At work sometimes I feel like this. I have to do morning routine (getting them up for school) by myself for part of it, and on the weekends I am always by myself. Sometimes I feel like a 1950's housewife, who can clean house, cook dinner, be attentive to children and husband all while wearing heels and pearls. Some days its just seamless, I hand out the meds, get their breakfast ready, make sure they're dressed appropriately for the weather, give them a hug goodbye and send them off to school
But some days are like last Saturday morning. In the space of thirty minutes I cleaned up pee, cleaned up vomit, started the seventh load of laundry that night, dealt with girls out of room without permission, talked one girl out of running away, dealt with one girl who fixated on the vomit on the floor and how I was going to clean it up exactly, handed out meds, cereal, crayons and most importantly hugs.

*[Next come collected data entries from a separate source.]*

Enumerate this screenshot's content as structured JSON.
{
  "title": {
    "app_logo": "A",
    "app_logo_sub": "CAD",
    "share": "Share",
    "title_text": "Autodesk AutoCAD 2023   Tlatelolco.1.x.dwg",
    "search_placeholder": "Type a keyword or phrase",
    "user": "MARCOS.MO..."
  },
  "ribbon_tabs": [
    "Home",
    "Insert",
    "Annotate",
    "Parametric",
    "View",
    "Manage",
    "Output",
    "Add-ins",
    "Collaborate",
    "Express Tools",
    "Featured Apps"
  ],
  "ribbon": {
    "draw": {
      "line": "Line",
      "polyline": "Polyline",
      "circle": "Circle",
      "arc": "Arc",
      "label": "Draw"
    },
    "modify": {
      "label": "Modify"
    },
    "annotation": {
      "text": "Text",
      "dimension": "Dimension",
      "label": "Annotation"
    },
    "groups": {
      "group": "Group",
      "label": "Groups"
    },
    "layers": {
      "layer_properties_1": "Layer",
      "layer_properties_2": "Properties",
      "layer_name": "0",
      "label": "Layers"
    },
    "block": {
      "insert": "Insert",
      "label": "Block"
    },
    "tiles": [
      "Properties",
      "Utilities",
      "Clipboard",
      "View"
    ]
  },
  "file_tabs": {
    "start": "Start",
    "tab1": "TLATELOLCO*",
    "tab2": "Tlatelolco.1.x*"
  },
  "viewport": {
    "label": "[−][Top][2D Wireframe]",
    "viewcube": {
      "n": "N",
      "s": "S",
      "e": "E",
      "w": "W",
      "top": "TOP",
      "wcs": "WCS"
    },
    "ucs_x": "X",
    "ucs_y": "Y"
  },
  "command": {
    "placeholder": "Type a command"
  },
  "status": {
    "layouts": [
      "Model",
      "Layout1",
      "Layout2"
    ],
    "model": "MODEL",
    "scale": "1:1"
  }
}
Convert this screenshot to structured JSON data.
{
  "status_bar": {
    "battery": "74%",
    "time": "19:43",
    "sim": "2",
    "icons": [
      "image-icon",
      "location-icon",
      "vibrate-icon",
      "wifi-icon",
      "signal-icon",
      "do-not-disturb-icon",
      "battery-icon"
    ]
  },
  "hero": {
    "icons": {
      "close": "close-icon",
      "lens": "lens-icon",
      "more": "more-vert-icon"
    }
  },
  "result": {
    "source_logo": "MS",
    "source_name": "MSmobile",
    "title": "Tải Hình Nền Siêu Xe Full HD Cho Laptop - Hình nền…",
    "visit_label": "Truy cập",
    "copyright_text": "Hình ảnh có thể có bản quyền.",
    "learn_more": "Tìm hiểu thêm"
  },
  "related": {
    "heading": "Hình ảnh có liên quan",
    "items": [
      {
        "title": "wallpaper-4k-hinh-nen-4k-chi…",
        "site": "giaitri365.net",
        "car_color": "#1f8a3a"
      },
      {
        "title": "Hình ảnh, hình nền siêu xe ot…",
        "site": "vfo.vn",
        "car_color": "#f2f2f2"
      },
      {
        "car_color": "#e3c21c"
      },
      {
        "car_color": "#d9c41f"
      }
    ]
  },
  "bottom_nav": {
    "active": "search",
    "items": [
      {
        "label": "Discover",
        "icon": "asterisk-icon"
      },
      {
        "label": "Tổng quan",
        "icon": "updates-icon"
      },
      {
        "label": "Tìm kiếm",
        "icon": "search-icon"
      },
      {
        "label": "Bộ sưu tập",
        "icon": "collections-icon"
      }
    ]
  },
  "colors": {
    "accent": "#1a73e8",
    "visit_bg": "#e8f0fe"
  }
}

We have a girl who is 17 and wets the bed. She does it on purpose for attention, then lays in it. So I had to threaten her with "consequences" if she didn't get out of bed. She finally got up but tried to walk out. I calmly explained that if she leaves all I do is call the police, I can't chase her down or restrain her because I was by myself. She was irate "You can't call the police if I just want to sit on the porch" I reminded her she didn't have permission, what's more, she couldn't have permission because she was still wearing her pee clothes! She finally changed, but I was pretty proud of myself for not getting overly frustrated and de-escalating the situation.
And the next night I had to go lock the gates while the sprinkler's were on. So I took the long way around as to not get wet thinking I was so clever, and of course ran full force into one and was soggy the rest of the night. But I took it in stride and laughed at myself. Cause really, what else can you do?